Dans l'industrie automobile, Toyota fait figure d'ovni. Depuis des années, le constructeur japonais collectionne les places de numéro un : en termes de productivité, de rentabilité et, depuis 2007, de production. Derrière ce succès unique, une méthode de production spécifique qui est devenue un standard mondial : le Toyota way. La littérature managériale sur les ressorts du kaizen (l'amélioration continue), le "zéro défaut", est abondante. En revanche, ses conséquences sur les conditions de travail, le vécu quotidien des ouvriers, ont été négligées.
La réédition en français du livre du journaliste japonais Satoshi Kamata, Toyota, l'usine du désespoir, paru en 1973 au Japon, permet de porter un nouveau regard sur le "miracle Toyota". En septembre 1972, Satoshi Kamata décide de se faire embaucher pour six mois comme intérimaire dans l'une des usines Toyota de Nagoya, pour vivre ce que ressentent les ouvriers du géant de l'automobile. Kamata note ses impressions dans un journal, dans un style très dépouillé, voire austère.
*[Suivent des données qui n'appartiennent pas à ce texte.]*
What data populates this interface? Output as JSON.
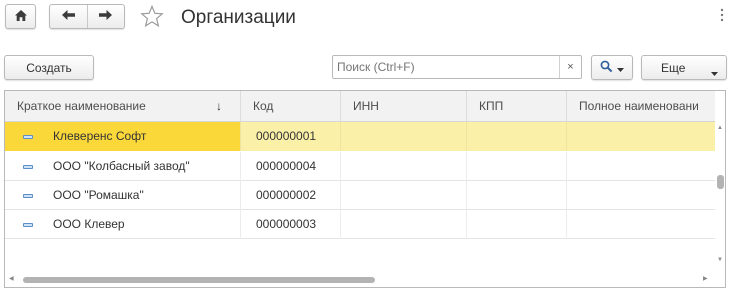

Au fur et à mesure que les petits faits du quotidien s'accumulent, un malaise s'empare du lecteur. Par petites touches, Kamata parvient à transmettre l'épuisement physique et mental qui s'empare de lui. Certes, le travail en soi n'a rien de compliqué. Mais l'organisation qui l'encadre, les cadences qui le rythment, la monotonie qui le caractérise finissent par l'amener à la limite du supportable. Les premières douleurs aux articulations apparaissent, les membres se font de plus en plus lourds, augmentant d'autant les risques d'accident, qui ne manquent pas de survenir. De façon insidieuse, l'aliénation du corps se propage à l'esprit.
C'est toute la force du livre de Kamata. En décrivant le toyotisme, paré de toutes les vertus sur le plan de l'efficacité industrielle, l'auteur arrive à le décortiquer pour en montrer toute la perversité pour celui qui exécute les tâches. "La grande différence avec le taylorisme ou le fordisme, c'est que, dans le cas du toyotisme, c'est l'ouvrier lui-même qui contribue à augmenter les cadences et non plus la hiérarchie", explique le sociologue Paul Jobin, qui a préfacé l'édition française.
Le chronométrage existe déjà dans le fordisme, mais en s'inscrivant dans la logique implacable du kaizen, relayé par l'organisation en "cercles de qualité", l'ouvrier est amené à apporter lui-même les suggestions pour réduire son temps d'opération. L'amélioration mécanique de la productivité étant sans limites, l'engrenage se révèle d'une efficacité redoutable, mais qui ne prend pas en compte la fatigue et la santé de l'ouvrier.
Bien sûr, on peut se demander si ce qui prévalait dans les usines japonaises de Toyota au début des années 1970 reste pertinent en 2008. Certes, l'ergonomie des postes de travail a dû s'améliorer, certaines tâches ont été automatisées, les déplorables conditions de travail, le cadre de vie quasi militaire décrits par Kamata, qui étaient tolérés en 1972, ont sans doute disparu. Mais l'auteur dénonce plus la philosophie d'un système que les conditions dans lesquelles il s'exprime. Et cette philosophie, elle, n'a aucune raison d'avoir disparu. Au contraire, on peut même penser qu'à partir du moment où l'amélioration continue est au coeur du toyotisme, le système a été peaufiné, perfectionné, augmentant d'autant les cadences.
Livre militant, diront ses détracteurs. A commencer par la direction de Toyota elle-même, qui avait obtenu en 1973, lors de la sortie du livre au Japon, que le nom de Toyota soit supprimé du titre. Kamata estime aujourd'hui que le fait d'avoir gommé la marque à l'époque a donné un caractère plus universel à l'ouvrage, qui s'est tout de même vendu à près de 300 000 exemplaires. Car, entre-temps, le toyotisme s'est disséminé dans des milliers d'entreprises qui tentent d'en appliquer les recettes magiques, avec leurs vertus, mais aussi leurs vices.
TOYOTA, L'USINE DU DÉSESPOIR de Satoshi Kamata. Ed. Demopolis, 264 pages, 21 €.